O IPCA, o índice oficial de inflação, terminou o ano passado em 10,06%, 4,81 pontos porcentuais acima da banda superior do objetivo a ser perseguido pelo BC (5,25%) – o maior desvio em quase 20 anos, já que, em 2002, o "estouro" foi de 7,03 pontos porcentuais. A última vez que o teto da meta havia sido rompido, em 2015, a distância havia sido de 4,17 pontos porcentuais, quando o IPCA registrou alta de 10,67%.

A carta aberta é uma exigência do sistema de metas, criado em 1999, quando a inflação fica fora do intervalo de tolerância, para explicar as razões do descumprimento e indicar providências para o retorno à meta, assim como o prazo para que isso ocorra.

Sobre as providências, Campos Neto alegou que "o BC tem calibrado a taxa básica de juros, e continuará a fazê-lo, com vistas ao cumprimento das metas para a inflação estabelecidas pelo CMN".
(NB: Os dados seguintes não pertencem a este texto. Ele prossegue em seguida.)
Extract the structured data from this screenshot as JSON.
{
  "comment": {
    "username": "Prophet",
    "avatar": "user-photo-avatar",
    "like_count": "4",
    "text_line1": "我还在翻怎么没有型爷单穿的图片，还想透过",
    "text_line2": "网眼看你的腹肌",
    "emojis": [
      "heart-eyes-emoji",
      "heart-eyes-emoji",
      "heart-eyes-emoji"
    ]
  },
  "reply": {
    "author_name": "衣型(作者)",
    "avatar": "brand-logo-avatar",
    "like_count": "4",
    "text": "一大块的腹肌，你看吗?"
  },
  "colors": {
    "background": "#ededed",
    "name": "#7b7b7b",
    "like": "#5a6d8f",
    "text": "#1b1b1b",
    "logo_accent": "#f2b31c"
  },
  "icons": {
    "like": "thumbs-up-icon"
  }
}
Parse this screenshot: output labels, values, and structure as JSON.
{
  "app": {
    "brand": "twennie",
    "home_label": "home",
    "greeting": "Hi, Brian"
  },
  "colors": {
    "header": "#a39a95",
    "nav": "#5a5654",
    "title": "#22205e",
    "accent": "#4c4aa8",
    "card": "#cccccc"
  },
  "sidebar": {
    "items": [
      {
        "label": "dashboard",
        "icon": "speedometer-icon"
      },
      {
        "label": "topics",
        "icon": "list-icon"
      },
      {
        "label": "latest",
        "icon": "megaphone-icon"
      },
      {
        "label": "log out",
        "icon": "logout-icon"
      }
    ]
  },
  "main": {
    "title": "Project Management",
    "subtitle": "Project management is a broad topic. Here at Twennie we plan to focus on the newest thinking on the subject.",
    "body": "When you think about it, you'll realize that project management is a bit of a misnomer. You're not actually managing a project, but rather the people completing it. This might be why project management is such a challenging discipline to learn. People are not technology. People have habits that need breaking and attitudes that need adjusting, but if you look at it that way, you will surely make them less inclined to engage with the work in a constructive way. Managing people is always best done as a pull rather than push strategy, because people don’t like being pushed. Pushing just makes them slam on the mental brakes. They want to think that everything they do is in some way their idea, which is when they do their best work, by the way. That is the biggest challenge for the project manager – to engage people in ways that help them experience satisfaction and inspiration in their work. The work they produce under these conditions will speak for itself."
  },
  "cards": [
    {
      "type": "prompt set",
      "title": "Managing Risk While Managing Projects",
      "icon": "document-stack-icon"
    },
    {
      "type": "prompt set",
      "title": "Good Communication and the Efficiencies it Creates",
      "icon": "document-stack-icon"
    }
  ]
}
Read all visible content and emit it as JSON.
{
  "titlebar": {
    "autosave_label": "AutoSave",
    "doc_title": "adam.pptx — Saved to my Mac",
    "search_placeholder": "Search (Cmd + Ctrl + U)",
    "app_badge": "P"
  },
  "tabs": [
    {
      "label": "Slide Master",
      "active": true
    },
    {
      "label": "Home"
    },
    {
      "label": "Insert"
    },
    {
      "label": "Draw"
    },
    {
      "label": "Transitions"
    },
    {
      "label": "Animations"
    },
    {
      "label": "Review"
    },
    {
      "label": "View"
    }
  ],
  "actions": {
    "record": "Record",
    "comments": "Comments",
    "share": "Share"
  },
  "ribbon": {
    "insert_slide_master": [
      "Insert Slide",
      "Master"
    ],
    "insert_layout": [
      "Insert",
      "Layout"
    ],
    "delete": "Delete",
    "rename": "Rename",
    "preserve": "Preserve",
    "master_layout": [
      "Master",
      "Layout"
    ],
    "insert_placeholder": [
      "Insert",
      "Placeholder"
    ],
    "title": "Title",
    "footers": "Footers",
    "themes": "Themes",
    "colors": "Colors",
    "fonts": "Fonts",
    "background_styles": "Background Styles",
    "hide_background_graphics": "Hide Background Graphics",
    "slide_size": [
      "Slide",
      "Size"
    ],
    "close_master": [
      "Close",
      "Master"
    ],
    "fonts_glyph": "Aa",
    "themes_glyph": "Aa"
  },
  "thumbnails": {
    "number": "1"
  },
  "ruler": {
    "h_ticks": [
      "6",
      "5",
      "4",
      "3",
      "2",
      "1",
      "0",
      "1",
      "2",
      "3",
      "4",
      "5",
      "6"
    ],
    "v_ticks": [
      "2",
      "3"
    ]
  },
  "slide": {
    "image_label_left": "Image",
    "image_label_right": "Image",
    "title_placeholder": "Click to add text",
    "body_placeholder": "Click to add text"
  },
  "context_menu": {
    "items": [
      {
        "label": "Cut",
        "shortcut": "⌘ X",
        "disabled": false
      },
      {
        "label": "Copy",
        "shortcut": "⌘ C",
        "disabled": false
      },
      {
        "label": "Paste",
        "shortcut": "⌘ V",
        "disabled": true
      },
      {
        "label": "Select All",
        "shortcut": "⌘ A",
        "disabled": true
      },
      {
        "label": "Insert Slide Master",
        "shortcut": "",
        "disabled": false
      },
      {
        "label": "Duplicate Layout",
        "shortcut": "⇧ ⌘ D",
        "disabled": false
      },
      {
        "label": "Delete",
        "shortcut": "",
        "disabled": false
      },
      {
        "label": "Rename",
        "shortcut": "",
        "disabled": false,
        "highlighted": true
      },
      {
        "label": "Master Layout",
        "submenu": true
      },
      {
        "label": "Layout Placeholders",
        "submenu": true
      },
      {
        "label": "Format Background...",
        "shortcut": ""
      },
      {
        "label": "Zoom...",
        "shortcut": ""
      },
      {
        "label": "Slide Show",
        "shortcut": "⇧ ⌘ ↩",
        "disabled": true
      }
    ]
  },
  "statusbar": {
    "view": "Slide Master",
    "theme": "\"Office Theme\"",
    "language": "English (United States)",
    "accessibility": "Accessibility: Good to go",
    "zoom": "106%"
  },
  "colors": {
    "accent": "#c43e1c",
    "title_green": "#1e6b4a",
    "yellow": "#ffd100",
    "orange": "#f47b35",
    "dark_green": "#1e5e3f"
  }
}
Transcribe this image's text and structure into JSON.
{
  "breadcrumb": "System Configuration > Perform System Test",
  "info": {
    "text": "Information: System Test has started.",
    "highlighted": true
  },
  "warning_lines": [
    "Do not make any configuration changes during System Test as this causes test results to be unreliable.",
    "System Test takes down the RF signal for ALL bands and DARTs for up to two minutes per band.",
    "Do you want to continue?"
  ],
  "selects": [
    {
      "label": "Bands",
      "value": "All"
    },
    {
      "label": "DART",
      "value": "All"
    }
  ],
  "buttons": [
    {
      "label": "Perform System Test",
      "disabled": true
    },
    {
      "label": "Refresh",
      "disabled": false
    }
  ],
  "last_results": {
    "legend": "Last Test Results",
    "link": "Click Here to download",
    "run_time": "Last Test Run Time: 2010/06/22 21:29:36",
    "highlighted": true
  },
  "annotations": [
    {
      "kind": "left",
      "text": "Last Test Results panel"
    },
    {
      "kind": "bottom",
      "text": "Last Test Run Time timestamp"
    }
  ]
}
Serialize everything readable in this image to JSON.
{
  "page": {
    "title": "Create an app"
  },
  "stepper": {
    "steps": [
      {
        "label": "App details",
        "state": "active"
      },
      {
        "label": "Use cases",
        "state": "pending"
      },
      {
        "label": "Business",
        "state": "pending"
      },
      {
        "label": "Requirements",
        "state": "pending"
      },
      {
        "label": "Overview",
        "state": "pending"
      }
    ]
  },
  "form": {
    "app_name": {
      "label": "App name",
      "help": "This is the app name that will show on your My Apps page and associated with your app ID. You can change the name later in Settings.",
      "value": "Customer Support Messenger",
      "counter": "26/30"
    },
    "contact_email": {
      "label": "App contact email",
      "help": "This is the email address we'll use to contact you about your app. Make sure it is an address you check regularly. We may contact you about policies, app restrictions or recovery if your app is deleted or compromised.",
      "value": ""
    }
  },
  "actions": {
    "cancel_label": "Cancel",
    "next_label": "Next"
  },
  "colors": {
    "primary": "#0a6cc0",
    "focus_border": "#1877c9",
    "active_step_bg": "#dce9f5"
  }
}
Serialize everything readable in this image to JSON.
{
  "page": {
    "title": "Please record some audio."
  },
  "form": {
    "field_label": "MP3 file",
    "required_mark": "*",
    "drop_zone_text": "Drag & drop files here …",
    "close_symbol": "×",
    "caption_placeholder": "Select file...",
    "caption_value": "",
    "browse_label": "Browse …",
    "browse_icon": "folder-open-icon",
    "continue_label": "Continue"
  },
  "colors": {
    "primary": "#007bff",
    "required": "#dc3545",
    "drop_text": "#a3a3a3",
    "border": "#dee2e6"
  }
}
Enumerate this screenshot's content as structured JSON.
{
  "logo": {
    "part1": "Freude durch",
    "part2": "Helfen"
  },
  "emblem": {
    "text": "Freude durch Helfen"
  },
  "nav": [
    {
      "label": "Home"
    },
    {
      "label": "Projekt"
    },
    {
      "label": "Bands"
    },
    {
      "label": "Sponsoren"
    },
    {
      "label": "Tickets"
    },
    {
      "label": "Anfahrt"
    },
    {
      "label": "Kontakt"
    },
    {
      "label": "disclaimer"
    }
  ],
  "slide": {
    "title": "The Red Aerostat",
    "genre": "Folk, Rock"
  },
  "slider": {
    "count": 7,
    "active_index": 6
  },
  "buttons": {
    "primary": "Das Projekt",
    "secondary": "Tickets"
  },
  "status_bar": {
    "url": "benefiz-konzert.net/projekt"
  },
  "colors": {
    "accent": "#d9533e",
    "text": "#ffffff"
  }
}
Há quem diga, contudo, que a reação demorou demais e que o BC corre risco de perder a meta pelo segundo ano consecutivo, em 2022, já que o Boletim Focus aponta para alta de 5,03% (o teto é 5,0%).

O órgão relutou, assim como outros bancos centrais e a maioria do mercado financeiro, em enxergar a subida da inflação como uma ameaça mais duradoura, mantendo a avaliação de que o choque era temporário até junho passado. Isso dificultou uma ação mais forte para o controle de preços.